Stretching and exercising can be very effective in providing long-term upper back pain relief. This is because proper stretching keeps the muscles flexible, preventing upper back soreness, while regular exercise helps build strength, reducing the risk of strains. You may wish to consult your physician or a physical therapist for a stretching and exercise routine that is custom-designed to address your upper back issues.
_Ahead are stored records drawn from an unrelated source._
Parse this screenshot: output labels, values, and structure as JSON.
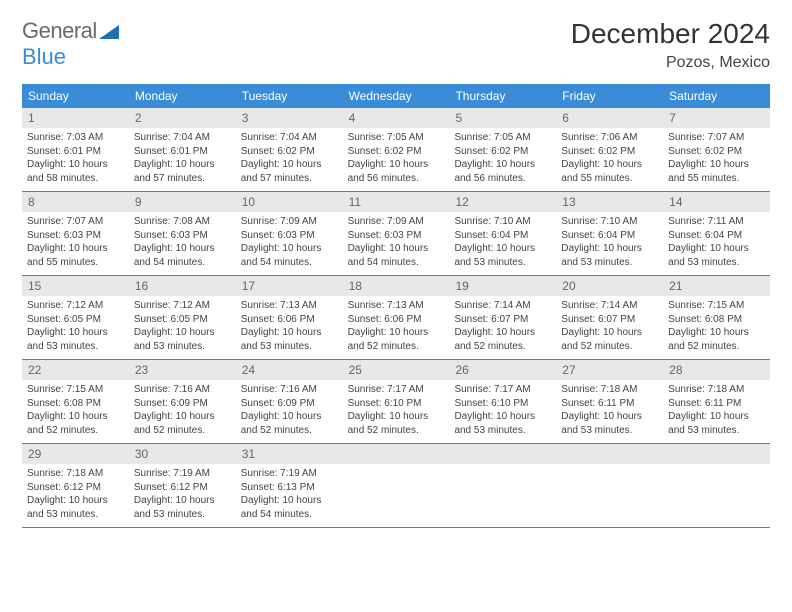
{
  "logo": {
    "text1": "General",
    "text2": "Blue"
  },
  "header": {
    "title": "December 2024",
    "location": "Pozos, Mexico"
  },
  "colors": {
    "header_bg": "#3a8cd6",
    "daynum_bg": "#e8e8e8",
    "rule": "#3a8cd6",
    "text": "#333333"
  },
  "weekdays": [
    "Sunday",
    "Monday",
    "Tuesday",
    "Wednesday",
    "Thursday",
    "Friday",
    "Saturday"
  ],
  "days": [
    {
      "n": "1",
      "sr": "7:03 AM",
      "ss": "6:01 PM",
      "dl": "10 hours and 58 minutes."
    },
    {
      "n": "2",
      "sr": "7:04 AM",
      "ss": "6:01 PM",
      "dl": "10 hours and 57 minutes."
    },
    {
      "n": "3",
      "sr": "7:04 AM",
      "ss": "6:02 PM",
      "dl": "10 hours and 57 minutes."
    },
    {
      "n": "4",
      "sr": "7:05 AM",
      "ss": "6:02 PM",
      "dl": "10 hours and 56 minutes."
    },
    {
      "n": "5",
      "sr": "7:05 AM",
      "ss": "6:02 PM",
      "dl": "10 hours and 56 minutes."
    },
    {
      "n": "6",
      "sr": "7:06 AM",
      "ss": "6:02 PM",
      "dl": "10 hours and 55 minutes."
    },
    {
      "n": "7",
      "sr": "7:07 AM",
      "ss": "6:02 PM",
      "dl": "10 hours and 55 minutes."
    },
    {
      "n": "8",
      "sr": "7:07 AM",
      "ss": "6:03 PM",
      "dl": "10 hours and 55 minutes."
    },
    {
      "n": "9",
      "sr": "7:08 AM",
      "ss": "6:03 PM",
      "dl": "10 hours and 54 minutes."
    },
    {
      "n": "10",
      "sr": "7:09 AM",
      "ss": "6:03 PM",
      "dl": "10 hours and 54 minutes."
    },
    {
      "n": "11",
      "sr": "7:09 AM",
      "ss": "6:03 PM",
      "dl": "10 hours and 54 minutes."
    },
    {
      "n": "12",
      "sr": "7:10 AM",
      "ss": "6:04 PM",
      "dl": "10 hours and 53 minutes."
    },
    {
      "n": "13",
      "sr": "7:10 AM",
      "ss": "6:04 PM",
      "dl": "10 hours and 53 minutes."
    },
    {
      "n": "14",
      "sr": "7:11 AM",
      "ss": "6:04 PM",
      "dl": "10 hours and 53 minutes."
    },
    {
      "n": "15",
      "sr": "7:12 AM",
      "ss": "6:05 PM",
      "dl": "10 hours and 53 minutes."
    },
    {
      "n": "16",
      "sr": "7:12 AM",
      "ss": "6:05 PM",
      "dl": "10 hours and 53 minutes."
    },
    {
      "n": "17",
      "sr": "7:13 AM",
      "ss": "6:06 PM",
      "dl": "10 hours and 53 minutes."
    },
    {
      "n": "18",
      "sr": "7:13 AM",
      "ss": "6:06 PM",
      "dl": "10 hours and 52 minutes."
    },
    {
      "n": "19",
      "sr": "7:14 AM",
      "ss": "6:07 PM",
      "dl": "10 hours and 52 minutes."
    },
    {
      "n": "20",
      "sr": "7:14 AM",
      "ss": "6:07 PM",
      "dl": "10 hours and 52 minutes."
    },
    {
      "n": "21",
      "sr": "7:15 AM",
      "ss": "6:08 PM",
      "dl": "10 hours and 52 minutes."
    },
    {
      "n": "22",
      "sr": "7:15 AM",
      "ss": "6:08 PM",
      "dl": "10 hours and 52 minutes."
    },
    {
      "n": "23",
      "sr": "7:16 AM",
      "ss": "6:09 PM",
      "dl": "10 hours and 52 minutes."
    },
    {
      "n": "24",
      "sr": "7:16 AM",
      "ss": "6:09 PM",
      "dl": "10 hours and 52 minutes."
    },
    {
      "n": "25",
      "sr": "7:17 AM",
      "ss": "6:10 PM",
      "dl": "10 hours and 52 minutes."
    },
    {
      "n": "26",
      "sr": "7:17 AM",
      "ss": "6:10 PM",
      "dl": "10 hours and 53 minutes."
    },
    {
      "n": "27",
      "sr": "7:18 AM",
      "ss": "6:11 PM",
      "dl": "10 hours and 53 minutes."
    },
    {
      "n": "28",
      "sr": "7:18 AM",
      "ss": "6:11 PM",
      "dl": "10 hours and 53 minutes."
    },
    {
      "n": "29",
      "sr": "7:18 AM",
      "ss": "6:12 PM",
      "dl": "10 hours and 53 minutes."
    },
    {
      "n": "30",
      "sr": "7:19 AM",
      "ss": "6:12 PM",
      "dl": "10 hours and 53 minutes."
    },
    {
      "n": "31",
      "sr": "7:19 AM",
      "ss": "6:13 PM",
      "dl": "10 hours and 54 minutes."
    }
  ],
  "labels": {
    "sunrise": "Sunrise: ",
    "sunset": "Sunset: ",
    "daylight": "Daylight: "
  }
}
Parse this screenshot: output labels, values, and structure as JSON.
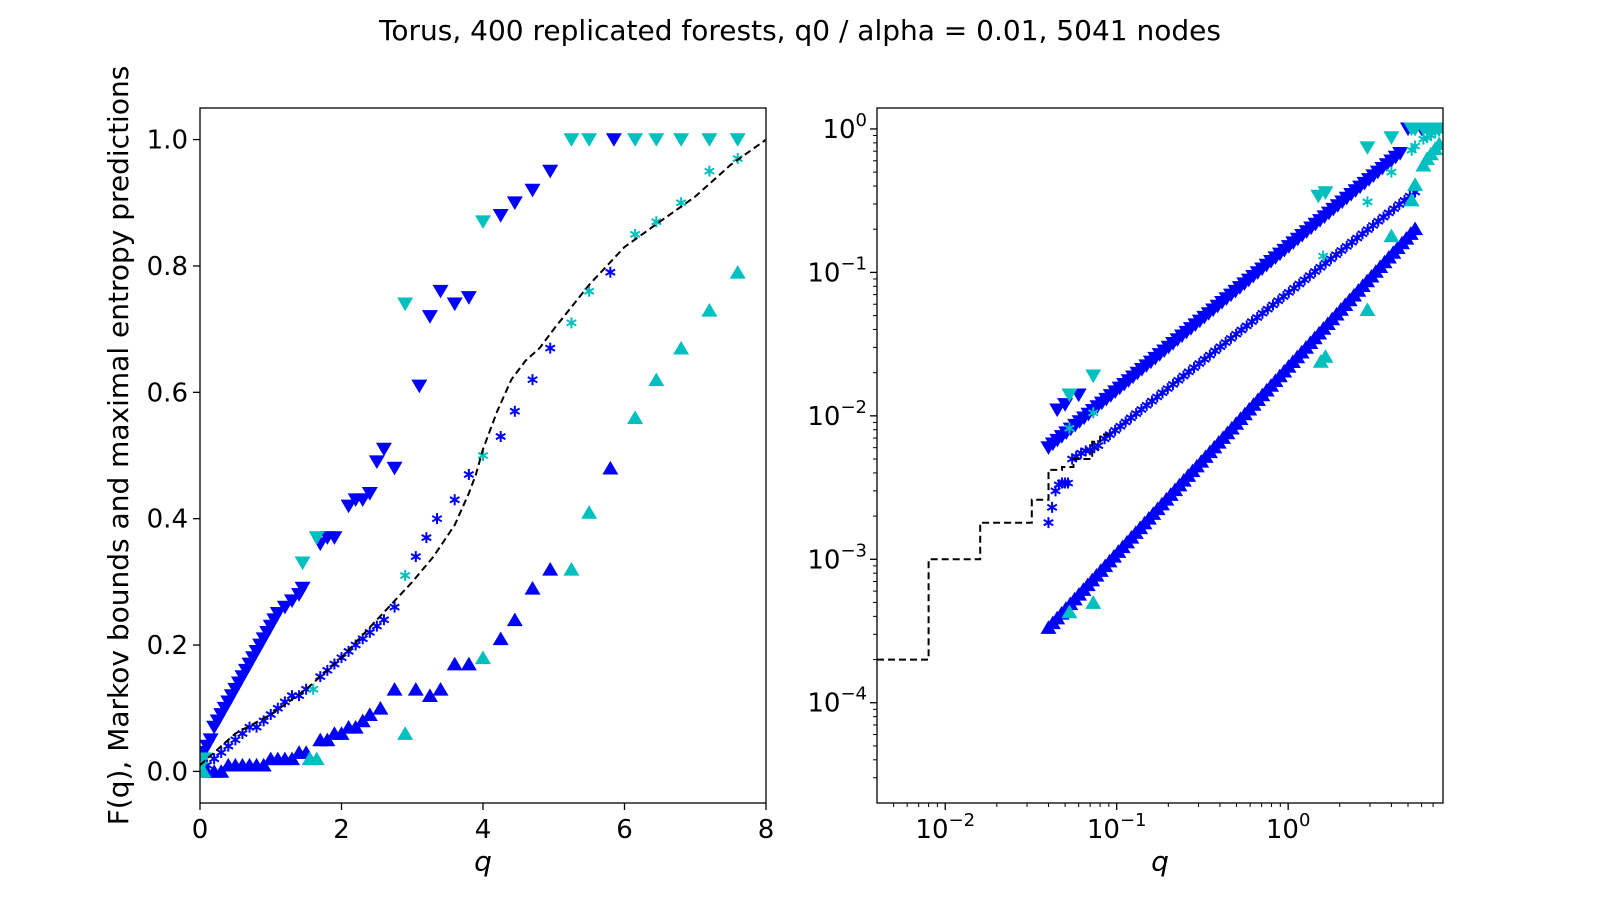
{
  "title": "Torus, 400 replicated forests, q0 / alpha = 0.01, 5041 nodes",
  "colors": {
    "blue": "#0000ff",
    "cyan": "#00bfbf",
    "dashed": "#000000"
  },
  "chart_data": [
    {
      "type": "scatter",
      "xscale": "linear",
      "yscale": "linear",
      "xlim": [
        0,
        8
      ],
      "ylim": [
        -0.05,
        1.05
      ],
      "xticks": [
        0,
        2,
        4,
        6,
        8
      ],
      "xtick_labels": [
        "0",
        "2",
        "4",
        "6",
        "8"
      ],
      "yticks": [
        0.0,
        0.2,
        0.4,
        0.6,
        0.8,
        1.0
      ],
      "ytick_labels": [
        "0.0",
        "0.2",
        "0.4",
        "0.6",
        "0.8",
        "1.0"
      ],
      "xlabel": "q",
      "ylabel": "F(q), Markov bounds and maximal entropy predictions",
      "series": [
        {
          "marker": "triangle-down",
          "color": "blue",
          "x": [
            0.05,
            0.1,
            0.15,
            0.2,
            0.25,
            0.3,
            0.35,
            0.4,
            0.45,
            0.5,
            0.55,
            0.6,
            0.65,
            0.7,
            0.75,
            0.8,
            0.85,
            0.9,
            0.95,
            1.0,
            1.05,
            1.1,
            1.2,
            1.3,
            1.4,
            1.45,
            1.7,
            1.8,
            1.9,
            2.1,
            2.2,
            2.3,
            2.4,
            2.5,
            2.6,
            2.75,
            3.1,
            3.25,
            3.4,
            3.6,
            3.8,
            4.25,
            4.45,
            4.7,
            4.95,
            5.85
          ],
          "y": [
            0.03,
            0.04,
            0.05,
            0.07,
            0.08,
            0.09,
            0.1,
            0.11,
            0.12,
            0.13,
            0.14,
            0.15,
            0.16,
            0.17,
            0.18,
            0.19,
            0.2,
            0.21,
            0.22,
            0.23,
            0.24,
            0.25,
            0.26,
            0.27,
            0.28,
            0.29,
            0.36,
            0.37,
            0.37,
            0.42,
            0.43,
            0.43,
            0.44,
            0.49,
            0.51,
            0.48,
            0.61,
            0.72,
            0.76,
            0.74,
            0.75,
            0.88,
            0.9,
            0.92,
            0.95,
            1.0
          ]
        },
        {
          "marker": "triangle-down",
          "color": "cyan",
          "x": [
            0.05,
            1.45,
            1.65,
            2.9,
            4.0,
            5.25,
            5.5,
            6.15,
            6.45,
            6.8,
            7.2,
            7.6
          ],
          "y": [
            0.02,
            0.33,
            0.37,
            0.74,
            0.87,
            1.0,
            1.0,
            1.0,
            1.0,
            1.0,
            1.0,
            1.0
          ]
        },
        {
          "marker": "asterisk",
          "color": "blue",
          "x": [
            0.1,
            0.2,
            0.3,
            0.4,
            0.5,
            0.6,
            0.7,
            0.8,
            0.9,
            1.0,
            1.1,
            1.2,
            1.3,
            1.4,
            1.5,
            1.7,
            1.8,
            1.9,
            2.0,
            2.1,
            2.2,
            2.3,
            2.4,
            2.5,
            2.6,
            2.75,
            3.05,
            3.2,
            3.35,
            3.6,
            3.8,
            4.25,
            4.45,
            4.7,
            4.95,
            5.8
          ],
          "y": [
            0.01,
            0.02,
            0.03,
            0.04,
            0.05,
            0.06,
            0.07,
            0.07,
            0.08,
            0.09,
            0.1,
            0.11,
            0.12,
            0.12,
            0.13,
            0.15,
            0.16,
            0.17,
            0.18,
            0.19,
            0.2,
            0.21,
            0.22,
            0.23,
            0.24,
            0.26,
            0.34,
            0.37,
            0.4,
            0.43,
            0.47,
            0.53,
            0.57,
            0.62,
            0.67,
            0.79
          ]
        },
        {
          "marker": "asterisk",
          "color": "cyan",
          "x": [
            0.05,
            1.6,
            2.9,
            4.0,
            5.25,
            5.5,
            6.15,
            6.45,
            6.8,
            7.2,
            7.6
          ],
          "y": [
            0.01,
            0.13,
            0.31,
            0.5,
            0.71,
            0.76,
            0.85,
            0.87,
            0.9,
            0.95,
            0.97
          ]
        },
        {
          "marker": "triangle-up",
          "color": "blue",
          "x": [
            0.1,
            0.2,
            0.3,
            0.4,
            0.5,
            0.6,
            0.7,
            0.8,
            0.9,
            1.0,
            1.1,
            1.2,
            1.3,
            1.4,
            1.5,
            1.7,
            1.8,
            1.9,
            2.0,
            2.1,
            2.2,
            2.3,
            2.4,
            2.55,
            2.75,
            3.05,
            3.25,
            3.4,
            3.6,
            3.8,
            4.25,
            4.45,
            4.7,
            4.95,
            5.8
          ],
          "y": [
            0.0,
            0.0,
            0.0,
            0.01,
            0.01,
            0.01,
            0.01,
            0.01,
            0.01,
            0.02,
            0.02,
            0.02,
            0.02,
            0.03,
            0.03,
            0.05,
            0.05,
            0.06,
            0.06,
            0.07,
            0.07,
            0.08,
            0.09,
            0.1,
            0.13,
            0.13,
            0.12,
            0.13,
            0.17,
            0.17,
            0.21,
            0.24,
            0.29,
            0.32,
            0.48
          ]
        },
        {
          "marker": "triangle-up",
          "color": "cyan",
          "x": [
            0.05,
            1.55,
            1.65,
            2.9,
            4.0,
            5.25,
            5.5,
            6.15,
            6.45,
            6.8,
            7.2,
            7.6
          ],
          "y": [
            0.0,
            0.02,
            0.02,
            0.06,
            0.18,
            0.32,
            0.41,
            0.56,
            0.62,
            0.67,
            0.73,
            0.79
          ]
        },
        {
          "marker": "dashed-line",
          "color": "dashed",
          "x": [
            0.0,
            0.5,
            1.0,
            1.5,
            2.0,
            2.5,
            3.0,
            3.3,
            3.6,
            3.8,
            3.9,
            4.0,
            4.2,
            4.4,
            4.6,
            4.8,
            5.0,
            5.5,
            6.0,
            6.5,
            7.0,
            7.5,
            8.0
          ],
          "y": [
            0.01,
            0.06,
            0.09,
            0.13,
            0.18,
            0.24,
            0.3,
            0.34,
            0.39,
            0.44,
            0.47,
            0.51,
            0.57,
            0.62,
            0.65,
            0.67,
            0.7,
            0.77,
            0.83,
            0.87,
            0.91,
            0.96,
            1.0
          ]
        }
      ]
    },
    {
      "type": "scatter",
      "xscale": "log",
      "yscale": "log",
      "xlim": [
        0.004,
        8
      ],
      "ylim": [
        2e-05,
        1.4
      ],
      "xticks": [
        0.01,
        0.1,
        1
      ],
      "xtick_labels": [
        [
          "10",
          "−2"
        ],
        [
          "10",
          "−1"
        ],
        [
          "10",
          "0"
        ]
      ],
      "yticks": [
        0.0001,
        0.001,
        0.01,
        0.1,
        1
      ],
      "ytick_labels": [
        [
          "10",
          "−4"
        ],
        [
          "10",
          "−3"
        ],
        [
          "10",
          "−2"
        ],
        [
          "10",
          "−1"
        ],
        [
          "10",
          "0"
        ]
      ],
      "xlabel": "q",
      "ylabel": "",
      "series": [
        {
          "marker": "triangle-down",
          "color": "blue",
          "power_fit": {
            "x_from": 0.04,
            "x_to": 4.5,
            "count": 80,
            "a": 0.15,
            "b": 1.0
          },
          "x": [
            0.045,
            0.05,
            0.06,
            5.0,
            5.5,
            6.0
          ],
          "y": [
            0.011,
            0.012,
            0.014,
            1.0,
            1.0,
            1.0
          ]
        },
        {
          "marker": "triangle-down",
          "color": "cyan",
          "x": [
            0.053,
            0.073,
            1.5,
            1.65,
            2.9,
            4.0,
            5.25,
            5.5,
            6.15,
            6.45,
            6.8,
            7.2,
            7.6
          ],
          "y": [
            0.014,
            0.019,
            0.34,
            0.36,
            0.74,
            0.87,
            1.0,
            1.0,
            1.0,
            1.0,
            1.0,
            1.0,
            1.0
          ]
        },
        {
          "marker": "asterisk",
          "color": "blue",
          "power_fit": {
            "x_from": 0.085,
            "x_to": 5.5,
            "count": 60,
            "a": 0.072,
            "b": 0.95
          },
          "x": [
            0.04,
            0.042,
            0.044,
            0.046,
            0.048,
            0.05,
            0.052,
            0.055,
            0.058,
            0.062,
            0.066,
            0.07,
            0.074,
            0.078
          ],
          "y": [
            0.0018,
            0.0023,
            0.003,
            0.0033,
            0.0034,
            0.0034,
            0.0034,
            0.005,
            0.0052,
            0.0055,
            0.0057,
            0.0058,
            0.006,
            0.0062
          ]
        },
        {
          "marker": "asterisk",
          "color": "cyan",
          "x": [
            0.053,
            0.073,
            1.6,
            2.9,
            4.0,
            5.25,
            5.5,
            6.15,
            6.45,
            6.8,
            7.2,
            7.6
          ],
          "y": [
            0.0082,
            0.0105,
            0.13,
            0.31,
            0.5,
            0.71,
            0.76,
            0.85,
            0.87,
            0.9,
            0.95,
            0.97
          ]
        },
        {
          "marker": "triangle-up",
          "color": "blue",
          "power_fit": {
            "x_from": 0.04,
            "x_to": 5.5,
            "count": 85,
            "a": 0.022,
            "b": 1.3
          },
          "x": [],
          "y": []
        },
        {
          "marker": "triangle-up",
          "color": "cyan",
          "x": [
            0.053,
            0.073,
            1.55,
            1.65,
            2.9,
            4.0,
            5.25,
            5.5,
            6.15,
            6.45,
            6.8,
            7.2,
            7.6
          ],
          "y": [
            0.00043,
            0.0005,
            0.024,
            0.026,
            0.055,
            0.18,
            0.32,
            0.41,
            0.56,
            0.62,
            0.67,
            0.73,
            0.79
          ]
        },
        {
          "marker": "step-line",
          "color": "dashed",
          "x": [
            0.004,
            0.008,
            0.008,
            0.016,
            0.016,
            0.032,
            0.032,
            0.04,
            0.04,
            0.048,
            0.048,
            0.056,
            0.056,
            0.072,
            0.072,
            0.08,
            0.08,
            0.09
          ],
          "y": [
            0.0002,
            0.0002,
            0.001,
            0.001,
            0.0018,
            0.0018,
            0.0026,
            0.0026,
            0.0042,
            0.0042,
            0.0044,
            0.0044,
            0.005,
            0.005,
            0.0066,
            0.0066,
            0.0074,
            0.0074
          ]
        }
      ]
    }
  ]
}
If your upper back pain is caused by behavioral factors, such as poor posture or long hours spent working at a computer, you may find that making small changes to your habits can eliminate your discomfort. Try making a consistent effort to stand and sit with your shoulders pushed back and your spine and neck held straight and tall. If you spend long periods of time working at a computer, try repositioning your monitor so it is directly in front of you and its screen falls just below your natural line of vision when looking straight ahead. In addition, attempt to stand up and stretch your back and shoulders for five to ten minutes each hour.
Upper back pain caused by an underlying structural issue, such as a herniated disk or scoliosis, may require surgical treatment. The exact nature of this type of treatment can vary widely, depending on the issue causing your pain. Back surgery can be fairly invasive and may require a significant recovery period. Thus, it is often recommended only after less invasive methods of upper back pain relief have failed.